Para Carlos Bernardo, a transformação vivida pela fronteira demonstra que a educação pode ser um dos principais motores do desenvolvimento econômico e social.

“Durante muito tempo tentaram fazer a população acreditar que a fronteira era um problema. Eu penso exatamente o contrário. A fronteira é uma oportunidade. Ela é a porta de entrada para a América do Sul e hoje já mostra sua força por meio da educação, da formação médica e da geração de empregos. Quando investimos em conhecimento, transformamos toda uma região”, afirma.

Além do impacto na formação de profissionais da saúde, o fluxo de estudantes tem movimentado diversos setores da economia, como habitação, alimentação, transporte, comércio e prestação de serviços, fortalecendo o desenvolvimento dos municípios da fronteira.

Segundo Bernardo, outro aspecto importante é que milhares de brasileiros conseguem cursar medicina com recursos das próprias famílias, sem gerar custos diretos para o poder público durante a graduação.
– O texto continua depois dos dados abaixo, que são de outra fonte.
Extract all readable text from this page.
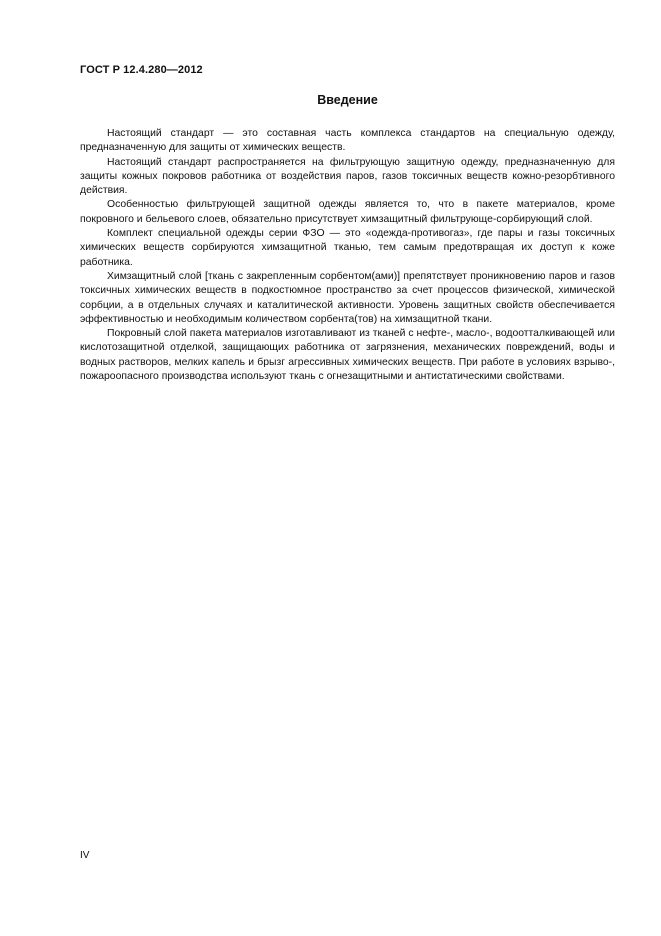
ГОСТ Р 12.4.280—2012
Введение

Настоящий стандарт — это составная часть комплекса стандартов на специальную одежду, предназначенную для защиты от химических веществ.

Настоящий стандарт распространяется на фильтрующую защитную одежду, предназначенную для защиты кожных покровов работника от воздействия паров, газов токсичных веществ кожно-резорбтивного действия.

Особенностью фильтрующей защитной одежды является то, что в пакете материалов, кроме покровного и бельевого слоев, обязательно присутствует химзащитный фильтрующе-сорбирующий слой.

Комплект специальной одежды серии ФЗО — это «одежда-противогаз», где пары и газы токсичных химических веществ сорбируются химзащитной тканью, тем самым предотвращая их доступ к коже работника.

Химзащитный слой [ткань с закрепленным сорбентом(ами)] препятствует проникновению паров и газов токсичных химических веществ в подкостюмное пространство за счет процессов физической, химической сорбции, а в отдельных случаях и каталитической активности. Уровень защитных свойств обеспечивается эффективностью и необходимым количеством сорбента(тов) на химзащитной ткани.

Покровный слой пакета материалов изготавливают из тканей с нефте-, масло-, водоотталкивающей или кислотозащитной отделкой, защищающих работника от загрязнения, механических повреждений, воды и водных растворов, мелких капель и брызг агрессивных химических веществ. При работе в условиях взрыво-, пожароопасного производства используют ткань с огнезащитными и антистатическими свойствами.

IV
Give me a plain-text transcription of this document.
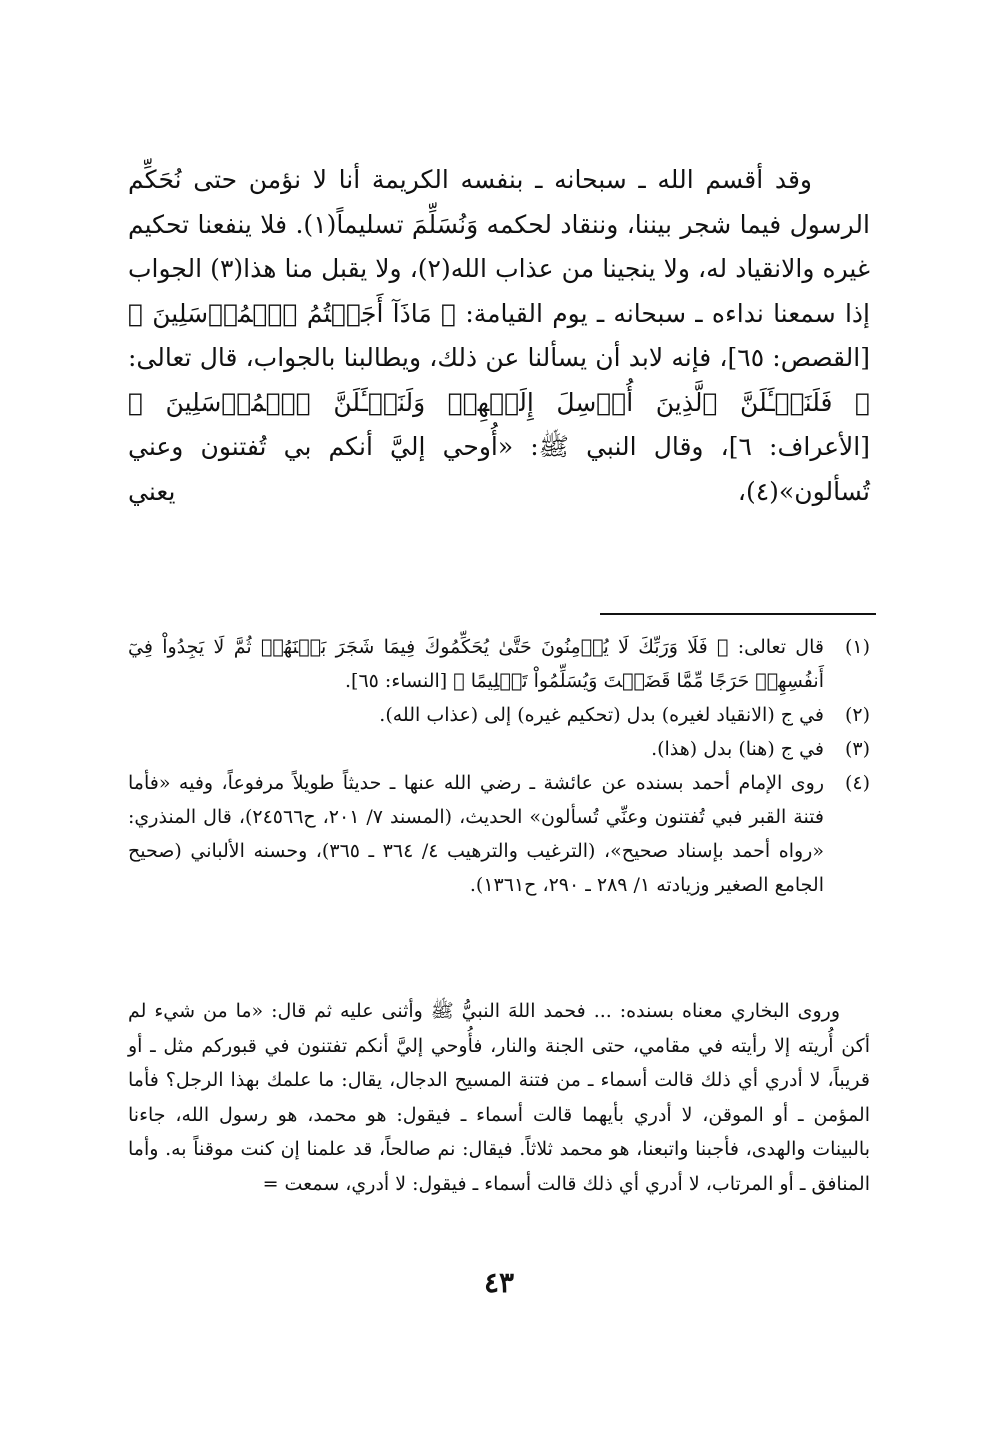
وقد أقسم الله ـ سبحانه ـ بنفسه الكريمة أنا لا نؤمن حتى نُحَكِّم الرسول فيما شجر بيننا، وننقاد لحكمه وَنُسَلِّمَ تسليماً(١). فلا ينفعنا تحكيم غيره والانقياد له، ولا ينجينا من عذاب الله(٢)، ولا يقبل منا هذا(٣) الجواب إذا سمعنا نداءه ـ سبحانه ـ يوم القيامة: ﴿ مَاذَآ أَجَبۡتُمُ ٱلۡمُرۡسَلِينَ ﴾ [القصص: ٦٥]، فإنه لابد أن يسألنا عن ذلك، ويطالبنا بالجواب، قال تعالى: ﴿ فَلَنَسۡـَٔلَنَّ ٱلَّذِينَ أُرۡسِلَ إِلَيۡهِمۡ وَلَنَسۡـَٔلَنَّ ٱلۡمُرۡسَلِينَ ﴾ [الأعراف: ٦]، وقال النبي ﷺ: «أُوحي إليَّ أنكم بي تُفتنون وعني تُسألون»(٤)، يعني

(١)
قال تعالى: ﴿ فَلَا وَرَبِّكَ لَا يُؤۡمِنُونَ حَتَّىٰ يُحَكِّمُوكَ فِيمَا شَجَرَ بَيۡنَهُمۡ ثُمَّ لَا يَجِدُواْ فِيٓ أَنفُسِهِمۡ حَرَجًا مِّمَّا قَضَيۡتَ وَيُسَلِّمُواْ تَسۡلِيمًا ﴾ [النساء: ٦٥].
(٢)
في ج (الانقياد لغيره) بدل (تحكيم غيره) إلى (عذاب الله).
(٣)
في ج (هنا) بدل (هذا).
(٤)
روى الإمام أحمد بسنده عن عائشة ـ رضي الله عنها ـ حديثاً طويلاً مرفوعاً، وفيه «فأما فتنة القبر فبي تُفتنون وعنِّي تُسألون» الحديث، (المسند ٧/ ٢٠١، ح٢٤٥٦٦)، قال المنذري: «رواه أحمد بإسناد صحيح»، (الترغيب والترهيب ٤/ ٣٦٤ ـ ٣٦٥)، وحسنه الألباني (صحيح الجامع الصغير وزيادته ١/ ٢٨٩ ـ ٢٩٠، ح١٣٦١).

وروى البخاري معناه بسنده: ... فحمد اللهَ النبيُّ ﷺ وأثنى عليه ثم قال: «ما من شيء لم أكن أُريته إلا رأيته في مقامي، حتى الجنة والنار، فأُوحي إليَّ أنكم تفتنون في قبوركم مثل ـ أو قريباً، لا أدري أي ذلك قالت أسماء ـ من فتنة المسيح الدجال، يقال: ما علمك بهذا الرجل؟ فأما المؤمن ـ أو الموقن، لا أدري بأيهما قالت أسماء ـ فيقول: هو محمد، هو رسول الله، جاءنا بالبينات والهدى، فأجبنا واتبعنا، هو محمد ثلاثاً. فيقال: نم صالحاً، قد علمنا إن كنت موقناً به. وأما المنافق ـ أو المرتاب، لا أدري أي ذلك قالت أسماء ـ فيقول: لا أدري، سمعت =

٤٣
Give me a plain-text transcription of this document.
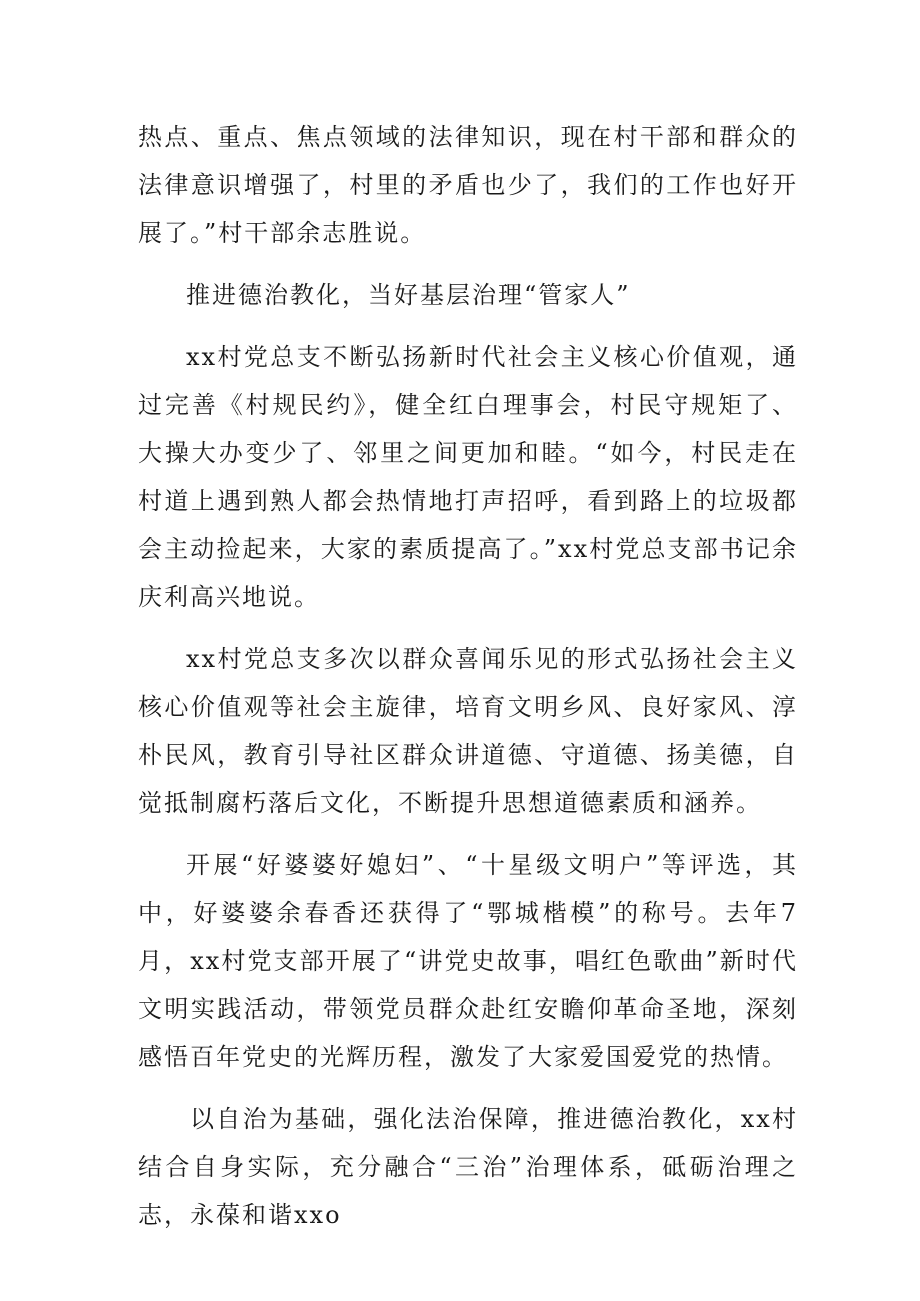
热点、重点、焦点领域的法律知识，现在村干部和群众的法律意识增强了，村里的矛盾也少了，我们的工作也好开展了。”村干部余志胜说。

推进德治教化，当好基层治理“管家人”

xx村党总支不断弘扬新时代社会主义核心价值观，通过完善《村规民约》，健全红白理事会，村民守规矩了、大操大办变少了、邻里之间更加和睦。“如今，村民走在村道上遇到熟人都会热情地打声招呼，看到路上的垃圾都会主动捡起来，大家的素质提高了。”xx村党总支部书记余庆利高兴地说。

xx村党总支多次以群众喜闻乐见的形式弘扬社会主义核心价值观等社会主旋律，培育文明乡风、良好家风、淳朴民风，教育引导社区群众讲道德、守道德、扬美德，自觉抵制腐朽落后文化，不断提升思想道德素质和涵养。

开展“好婆婆好媳妇”、“十星级文明户”等评选，其中，好婆婆余春香还获得了“鄂城楷模”的称号。去年7月，xx村党支部开展了“讲党史故事，唱红色歌曲”新时代文明实践活动，带领党员群众赴红安瞻仰革命圣地，深刻感悟百年党史的光辉历程，激发了大家爱国爱党的热情。

以自治为基础，强化法治保障，推进德治教化，xx村结合自身实际，充分融合“三治”治理体系，砥砺治理之志，永葆和谐xxo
“Cada estudante que escolhe a fronteira para realizar o sonho da medicina movimenta a economia local e, ao mesmo tempo, representa uma economia para o Estado brasileiro durante sua formação. Depois, muitos retornam ao Brasil para atender a população e reforçar o sistema de saúde. É um ciclo que beneficia toda a sociedade”, destaca.

O empresário ressalta que os resultados obtidos pela Universidade Interamericana demonstram o compromisso da instituição com a qualidade da formação acadêmica. Os mais de 300 aprovados no último Revalida, segundo ele, reforçam a capacidade da universidade de preparar profissionais aptos a atuar no mercado brasileiro.

“Os números mostram que estamos formando médicos preparados. Cada aprovação representa um profissional que poderá cuidar da saúde das pessoas e contribuir para reduzir a falta de médicos em diversas regiões do Brasil. Esse sempre foi o nosso propósito: oferecer ensino de qualidade e criar oportunidades para milhares de famílias”, afirma.

O avanço da educação superior também ajuda a mudar a percepção sobre a própria fronteira, que deixa de ser vista apenas como um território de passagem e passa a ocupar posição estratégica no desenvolvimento regional.